Editorial/Op
A Clock, A Gym, and Central’s History
Sitting in my living room is an 1850’s steeple clock. It is a couple of feet tall with two spires and has a hand-painted glass door that opens to reveal the swinging pendulum. The clock belonged to the Goodrich family, my great-great-great grandparents. It was given to me by my mother almost 20 years ago, the year before she passed away.
This clock is not MY history. It did not chime hourly in my home as a boy, but it chimed in the home of my grandpaw, in the home of his mother, and in the home of her grandparents. This clock is my FAMILY history.
In 80 years there will be no one alive who remembers playing basketball, attending prom, or graduating on the steps of Central’s 1927 Gym. The building will no longer be the history of any individual, but it will still be CENTRAL’s history.

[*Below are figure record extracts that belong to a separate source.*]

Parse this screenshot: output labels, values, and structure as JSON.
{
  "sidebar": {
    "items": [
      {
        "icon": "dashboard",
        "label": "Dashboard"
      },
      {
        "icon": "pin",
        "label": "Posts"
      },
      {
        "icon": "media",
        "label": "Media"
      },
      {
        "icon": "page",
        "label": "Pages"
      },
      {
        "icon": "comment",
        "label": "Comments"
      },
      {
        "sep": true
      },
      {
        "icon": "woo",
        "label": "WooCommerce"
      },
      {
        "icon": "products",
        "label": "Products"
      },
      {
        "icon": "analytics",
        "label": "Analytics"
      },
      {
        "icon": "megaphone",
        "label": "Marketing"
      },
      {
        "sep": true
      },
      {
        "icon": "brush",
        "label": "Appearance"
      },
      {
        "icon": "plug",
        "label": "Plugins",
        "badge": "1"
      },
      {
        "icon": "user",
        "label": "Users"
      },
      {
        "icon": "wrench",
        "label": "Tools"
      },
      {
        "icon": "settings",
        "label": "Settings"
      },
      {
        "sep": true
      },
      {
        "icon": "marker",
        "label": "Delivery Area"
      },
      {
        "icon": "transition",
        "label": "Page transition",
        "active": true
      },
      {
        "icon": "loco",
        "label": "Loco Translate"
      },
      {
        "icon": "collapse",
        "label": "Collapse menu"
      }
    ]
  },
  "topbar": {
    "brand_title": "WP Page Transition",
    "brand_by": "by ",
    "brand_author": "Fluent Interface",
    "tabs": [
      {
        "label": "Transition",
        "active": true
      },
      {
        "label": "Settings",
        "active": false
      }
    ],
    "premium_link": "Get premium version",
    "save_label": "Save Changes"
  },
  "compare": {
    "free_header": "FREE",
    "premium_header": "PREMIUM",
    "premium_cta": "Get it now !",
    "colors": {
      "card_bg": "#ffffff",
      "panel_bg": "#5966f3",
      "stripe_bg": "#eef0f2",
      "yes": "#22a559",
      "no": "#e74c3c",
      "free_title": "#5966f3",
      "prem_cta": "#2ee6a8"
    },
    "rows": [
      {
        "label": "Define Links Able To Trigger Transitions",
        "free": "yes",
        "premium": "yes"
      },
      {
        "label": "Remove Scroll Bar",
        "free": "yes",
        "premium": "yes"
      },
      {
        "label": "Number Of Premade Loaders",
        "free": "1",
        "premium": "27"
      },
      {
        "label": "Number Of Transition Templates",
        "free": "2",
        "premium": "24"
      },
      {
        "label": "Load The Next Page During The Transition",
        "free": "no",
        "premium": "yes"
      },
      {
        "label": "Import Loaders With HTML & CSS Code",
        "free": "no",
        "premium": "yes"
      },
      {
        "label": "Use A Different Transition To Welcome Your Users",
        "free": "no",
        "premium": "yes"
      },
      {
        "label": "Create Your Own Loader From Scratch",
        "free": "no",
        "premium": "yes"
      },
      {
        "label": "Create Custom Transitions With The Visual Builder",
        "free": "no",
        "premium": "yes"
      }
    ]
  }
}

I am still hopeful that next Monday night our school board decides that the preservation of Central’s history is important enough to actively support the efforts to “Save the Gym” and create a museum and cultural center. This community will not cease to exist if its oldest building is demolished, but another piece of this community’s history will have disappeared.
The Central community has defined us. Our forefathers who died 50 and 100 years ago wrote a script that we follow to this day. The things of importance to them then were family, faith, friends, honesty, generosity, and hard work. Those priorities that motivated those pioneers to carve out a home and a living here in Central have been handed down as a legacy for generations. Preservation of our history is one way we are reminded of that legacy, reminded of who we are.
Why should we “Save the Gym” and make it a museum of Central’s history? John Steinbeck said it well in The Grapes of Wrath:
“How will we know it’s us without our past?”